Donanmamızın yakıldığı Navarin baskını (20 Ekim 1827)

Londra'da biraraya gelen İngiltere, Fransa ve Rusya üçlüsü 6 Temmuz 1827 tarihinde kendi aralarında bir protokol imzalayarak Bâb-ı Âli'ye hem maddi, hem de mânevî baskı yapmaya karar verdiler. Gerekçeleri uzun yıllardır kışkırtarak Yunanlılara yaptırdıkları ihtilalin Osmanlı Ordusu ile birlikte Kavalalı Mehmet Ali Paşa'nın oğlu İbrahim Paşa tarafından bastırılmış olmasıydı.

Bu ihtilâlin bastırılması Avrupa'da iyi karşılanmamış, ne pahasına olursa olsun Yunanistan'a bağımsızlık kazandırmak için bunun karşılığının verilmesinin gerekliliğine inanan bu üçlü çete fırsat kollamaya başlamışlardı.

Mora Yarımadası, ardından diğer bölgelerde çıkan ayaklanmayı bastırmak için 53 savaş gemisiyle gelen İbrâhim Paşa, Osmanlı Donanması ve askeriyle birlikte isyanı bastırdıktan sonra Kaptan-ı Deryâ Çengeloğlu Tahir Paşa ile anlaşarak birleşen iki donanmayı birlikte Navarin Limanına çekmişlerdi. Burası Mora Yarımadasının güneybatısında büyük kayalıklarla çevrili körfezi andıran, 2 mil uzunluğunda, 4 mil genişliğinde oldukça geniş doğal bir limandı.

Bunu fırsat bilen İngiltere, Fransa ve Rusya'nın çok büyük birleşik donanması Edward Codrington'un komutasında, takvimler 20 Ekim 1927'yi gösterdiğinde âniden Navarin körfezine girdi. Üstelik milletlerarası hukuka aykırı olarak savaş bayrağı da çekmemişlerdi. Bu yüzden Tahir Paşa endişe etmedi, fakat dikkatlice takibe aldı. Gemiler yaklaştıkça biraz endişe ettiyse de sadece mânevi baskı için geldiklerini düşündü.

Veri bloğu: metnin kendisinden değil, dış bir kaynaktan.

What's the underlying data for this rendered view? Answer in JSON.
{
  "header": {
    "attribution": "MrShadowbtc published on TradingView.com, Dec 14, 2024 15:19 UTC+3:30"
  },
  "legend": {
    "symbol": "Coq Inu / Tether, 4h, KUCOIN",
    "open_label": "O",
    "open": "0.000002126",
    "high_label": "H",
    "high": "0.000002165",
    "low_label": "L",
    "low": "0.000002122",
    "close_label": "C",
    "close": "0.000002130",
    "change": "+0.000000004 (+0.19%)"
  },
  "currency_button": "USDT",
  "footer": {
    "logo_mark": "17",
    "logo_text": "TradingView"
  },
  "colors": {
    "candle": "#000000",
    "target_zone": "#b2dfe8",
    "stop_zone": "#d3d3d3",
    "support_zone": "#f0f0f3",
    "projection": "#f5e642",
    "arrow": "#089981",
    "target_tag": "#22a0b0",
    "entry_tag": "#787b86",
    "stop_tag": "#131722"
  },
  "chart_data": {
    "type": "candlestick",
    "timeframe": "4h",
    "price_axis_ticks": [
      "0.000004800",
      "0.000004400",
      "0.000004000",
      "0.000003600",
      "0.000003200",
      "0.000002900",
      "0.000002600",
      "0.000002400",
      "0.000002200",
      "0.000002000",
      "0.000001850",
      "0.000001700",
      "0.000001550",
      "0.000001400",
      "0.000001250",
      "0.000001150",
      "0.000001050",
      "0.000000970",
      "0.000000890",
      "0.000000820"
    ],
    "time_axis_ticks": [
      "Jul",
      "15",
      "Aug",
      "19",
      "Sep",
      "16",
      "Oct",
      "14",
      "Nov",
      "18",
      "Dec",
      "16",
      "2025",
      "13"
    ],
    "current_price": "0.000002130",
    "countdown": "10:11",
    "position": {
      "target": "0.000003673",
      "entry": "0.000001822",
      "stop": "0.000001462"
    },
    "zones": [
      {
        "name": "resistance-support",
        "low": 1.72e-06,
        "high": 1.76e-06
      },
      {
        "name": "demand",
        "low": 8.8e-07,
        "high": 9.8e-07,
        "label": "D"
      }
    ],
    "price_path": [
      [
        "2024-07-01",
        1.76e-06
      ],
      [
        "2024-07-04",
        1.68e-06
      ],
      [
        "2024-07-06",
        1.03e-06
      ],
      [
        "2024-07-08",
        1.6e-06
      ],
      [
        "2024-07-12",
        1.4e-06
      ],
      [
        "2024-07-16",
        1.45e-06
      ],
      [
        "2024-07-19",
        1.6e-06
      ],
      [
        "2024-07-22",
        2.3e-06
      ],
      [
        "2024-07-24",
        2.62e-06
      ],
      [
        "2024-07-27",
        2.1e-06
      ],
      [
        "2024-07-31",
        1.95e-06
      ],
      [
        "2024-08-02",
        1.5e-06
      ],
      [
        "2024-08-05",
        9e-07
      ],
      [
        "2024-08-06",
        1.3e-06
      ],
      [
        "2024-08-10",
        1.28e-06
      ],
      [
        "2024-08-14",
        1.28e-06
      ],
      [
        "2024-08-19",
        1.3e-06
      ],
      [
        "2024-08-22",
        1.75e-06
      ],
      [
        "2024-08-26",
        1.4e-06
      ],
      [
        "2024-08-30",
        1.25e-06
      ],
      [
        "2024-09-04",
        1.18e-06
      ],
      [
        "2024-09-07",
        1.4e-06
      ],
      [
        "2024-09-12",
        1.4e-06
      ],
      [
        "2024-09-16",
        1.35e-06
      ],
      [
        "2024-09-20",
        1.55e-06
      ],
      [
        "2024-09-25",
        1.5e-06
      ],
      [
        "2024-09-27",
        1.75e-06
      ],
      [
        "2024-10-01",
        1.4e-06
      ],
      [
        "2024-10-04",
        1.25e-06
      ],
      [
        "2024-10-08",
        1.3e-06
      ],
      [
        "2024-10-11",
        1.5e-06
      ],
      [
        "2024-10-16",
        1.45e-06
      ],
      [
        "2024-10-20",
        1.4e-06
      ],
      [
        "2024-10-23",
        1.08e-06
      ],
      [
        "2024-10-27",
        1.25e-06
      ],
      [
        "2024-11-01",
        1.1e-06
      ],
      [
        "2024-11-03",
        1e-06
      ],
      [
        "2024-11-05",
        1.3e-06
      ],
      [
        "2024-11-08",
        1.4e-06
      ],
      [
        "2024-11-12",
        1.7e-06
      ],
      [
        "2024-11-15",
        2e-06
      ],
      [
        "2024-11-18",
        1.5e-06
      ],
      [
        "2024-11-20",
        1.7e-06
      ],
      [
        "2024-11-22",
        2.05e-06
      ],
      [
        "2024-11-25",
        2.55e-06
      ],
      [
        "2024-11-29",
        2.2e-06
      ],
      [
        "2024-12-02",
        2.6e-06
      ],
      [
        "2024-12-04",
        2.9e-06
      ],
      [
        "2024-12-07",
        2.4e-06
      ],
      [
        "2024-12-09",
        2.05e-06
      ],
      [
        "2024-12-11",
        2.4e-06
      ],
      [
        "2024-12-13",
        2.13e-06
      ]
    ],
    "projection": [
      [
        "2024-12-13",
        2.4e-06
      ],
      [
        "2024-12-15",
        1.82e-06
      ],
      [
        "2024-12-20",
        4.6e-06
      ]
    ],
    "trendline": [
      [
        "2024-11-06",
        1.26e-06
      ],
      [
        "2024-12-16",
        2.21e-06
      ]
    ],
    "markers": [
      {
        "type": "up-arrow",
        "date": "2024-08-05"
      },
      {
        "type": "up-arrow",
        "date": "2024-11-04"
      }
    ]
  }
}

Fakat düşündüğü gibi olmadı, üç ülkenin donanması bir anda bütün toplarını ateşlediler. Kısa sürede ortalık cehenneme döndü. Bizimkiler gâfil avlanmışlardı. Sayı olarak çok üstün olan düşman gemileri dozajı artırarak ateşe devam ettiler. Navarin Kalesinden ve gemilerimizden karşılık verildiyse de, dört saat sonra geldikleri gibi limandan çekip gittiklerinde 57 gemimiz batmış, sekiz bin civârında askerimiz şehid düşmüştü. Düşman donanmasının 200 asker kaybı yanında 500 de yaralıları vardı.

Olay kısa süre içerisinde bütün Avrupa'da duyulduğunda çok kötü yansımaları oldu. Hatta çoğu gazeteler bu âni ve kalleşçe baskını yüzkarası olarak duyurdular. Bu tepkiyi beklemeyen İngiltere, Fransa ve Rusya amirallerine asla böyle bir emir vermediklerini söyleyerek her zaman olduğu gibi ikiyüzlülük yaptılar.

Akabinde Bâb-ı Âli şiddetle olayı protesto etti. Medine-i Münevvere'den Kırım'a, oradan İstanbul'a göç etmiş Seyyid sülâlesinden olan dönemin Dışişleri Bakanı Pertev Efendi; İngiltere, Fransa ve Rusya Büyükelçilerini çağırarak bunun hesabını sordu ve büyükelçilerden, ülkelerinin derhâl özür dilemesini, bununla birlikte tazminat ödemelerini ve Yunan meseleleri ile ilgili olmadıklarını, kesinlikle ilgilenmediklerini söylemelerini, ayrıca bu konuyla ilgili teminat vermelerini istedi.

Bunun üzerine bu ülkeler kısa bir müddet sonra verdikleri cevapta; özür dilediklerini açıkça beyan ettiler. Ancak ne tazminat konusuna, ne de Yunan meselesinde teminat vermeye yanaşmadılar. Bunun üzerine Bâb-ı Âli, bu ülkelerin büyükelçilerini istenmeyen adam ilân ederek İstanbul'u terketmelerini istedi. Üç büyükelçi de tasını-tarağını toplayarak ülkeyi terketti.